Unlike the large foreign funds that have initiated legal action against Spain for changing solar rules, under Spanish law domestic investors have no legal recourse because the changes were passed by executive decree.

Instead they have launched an Internet platform called Nuevo Modelo Energetico with the support of attorneys, renewable associations and political parties to protest their plight in Spain and Europe.

“The government encouraged us to invest, and now they’re changing the rules in the middle of the game. In any other business, contracts have to be upheld, and in this case one of the parties is our own government,” Miralda said.

Spanish Industry Minister Jose Manuel Soria has argued he had no choice but to put a cap on incentives that led to an uncontrolled PV bubble.

Other European countries are also struggling to reconcile years of heavily subsidised growth in renewable energy with current overcapacity and tight finances. But some, like Germany, have considered scaling back future incentives rather than changing the terms for existing projects.

Years of government support for renewables are largely to blame for a current €26bn deficit in Spain’s power system that the European Union has called on the country to erase as it struggles to keep public finances under control.

Soria must cut €4bn from annual power system costs to keep the tariff debt from growing, but recently said he would spread the pain across sectors and wanted to ensure “reasonable returns” on investments by linking subsidies to sovereign borrowing costs.

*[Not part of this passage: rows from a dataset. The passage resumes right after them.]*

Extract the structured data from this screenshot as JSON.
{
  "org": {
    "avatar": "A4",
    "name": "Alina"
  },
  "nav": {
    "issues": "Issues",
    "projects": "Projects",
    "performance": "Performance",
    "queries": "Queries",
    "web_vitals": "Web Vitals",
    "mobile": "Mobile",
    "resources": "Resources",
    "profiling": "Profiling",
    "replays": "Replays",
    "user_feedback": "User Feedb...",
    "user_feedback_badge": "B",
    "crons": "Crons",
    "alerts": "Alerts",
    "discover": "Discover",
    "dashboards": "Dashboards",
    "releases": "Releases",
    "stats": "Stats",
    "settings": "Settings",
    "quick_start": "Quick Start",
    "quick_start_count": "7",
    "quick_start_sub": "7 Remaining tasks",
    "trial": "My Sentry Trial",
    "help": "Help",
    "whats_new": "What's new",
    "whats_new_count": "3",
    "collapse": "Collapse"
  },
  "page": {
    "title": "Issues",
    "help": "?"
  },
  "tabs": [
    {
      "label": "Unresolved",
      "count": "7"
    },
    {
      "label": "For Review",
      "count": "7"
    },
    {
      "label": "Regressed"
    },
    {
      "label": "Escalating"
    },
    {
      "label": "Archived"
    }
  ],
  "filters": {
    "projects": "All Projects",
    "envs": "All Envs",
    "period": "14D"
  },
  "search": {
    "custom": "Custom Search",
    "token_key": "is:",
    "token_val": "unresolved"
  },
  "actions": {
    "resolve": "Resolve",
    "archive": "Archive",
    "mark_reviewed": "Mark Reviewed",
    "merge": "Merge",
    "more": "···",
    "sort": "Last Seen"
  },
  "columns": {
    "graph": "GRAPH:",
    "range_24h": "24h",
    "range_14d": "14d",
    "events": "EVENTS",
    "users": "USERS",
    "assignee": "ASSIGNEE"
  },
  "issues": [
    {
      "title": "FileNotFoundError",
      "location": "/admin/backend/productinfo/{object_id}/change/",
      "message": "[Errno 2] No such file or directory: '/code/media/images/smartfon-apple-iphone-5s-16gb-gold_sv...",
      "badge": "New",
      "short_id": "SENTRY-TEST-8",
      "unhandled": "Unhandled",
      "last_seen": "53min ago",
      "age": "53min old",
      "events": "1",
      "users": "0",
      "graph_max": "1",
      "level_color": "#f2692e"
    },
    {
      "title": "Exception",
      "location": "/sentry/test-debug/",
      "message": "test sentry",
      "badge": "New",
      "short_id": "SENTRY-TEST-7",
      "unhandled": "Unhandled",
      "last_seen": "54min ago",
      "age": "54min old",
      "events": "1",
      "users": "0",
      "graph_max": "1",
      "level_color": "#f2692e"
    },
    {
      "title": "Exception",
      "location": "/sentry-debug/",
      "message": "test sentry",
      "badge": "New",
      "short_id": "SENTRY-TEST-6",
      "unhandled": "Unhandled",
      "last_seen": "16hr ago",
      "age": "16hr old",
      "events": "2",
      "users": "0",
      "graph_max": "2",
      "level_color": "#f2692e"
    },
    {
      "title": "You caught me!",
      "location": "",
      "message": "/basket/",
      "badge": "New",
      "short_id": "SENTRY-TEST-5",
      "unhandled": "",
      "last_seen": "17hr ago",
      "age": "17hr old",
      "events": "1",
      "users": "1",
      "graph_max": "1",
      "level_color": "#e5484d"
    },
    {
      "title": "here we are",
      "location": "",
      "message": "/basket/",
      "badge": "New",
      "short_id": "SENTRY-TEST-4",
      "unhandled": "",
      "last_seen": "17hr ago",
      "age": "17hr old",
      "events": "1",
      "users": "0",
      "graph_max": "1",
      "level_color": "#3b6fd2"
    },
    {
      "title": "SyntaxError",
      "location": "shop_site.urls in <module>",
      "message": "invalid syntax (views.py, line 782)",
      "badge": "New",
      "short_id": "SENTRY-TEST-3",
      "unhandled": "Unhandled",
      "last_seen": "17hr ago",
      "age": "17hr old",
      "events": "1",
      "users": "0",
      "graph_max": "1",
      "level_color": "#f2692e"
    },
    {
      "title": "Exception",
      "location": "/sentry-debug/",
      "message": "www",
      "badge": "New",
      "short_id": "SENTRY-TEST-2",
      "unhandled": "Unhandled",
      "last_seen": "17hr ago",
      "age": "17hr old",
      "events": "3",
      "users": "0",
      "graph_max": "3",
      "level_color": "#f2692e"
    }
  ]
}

Spain’s large utilities also invested heavily in renewable energy projects and face a hit to earnings from a fresh round of cuts due by the middle of July. But the pain for small investors will be felt closer to home.

“We have to pay back those loans no matter what, even if it means selling our land,” said Ramon Salvia, a 46-year-old agricultural technician who stretched his savings to join 11 other partners in a €5mn, 600kw solar farm in Linyola, northeast Spain.

“It’s a question of pride,” Salvia said.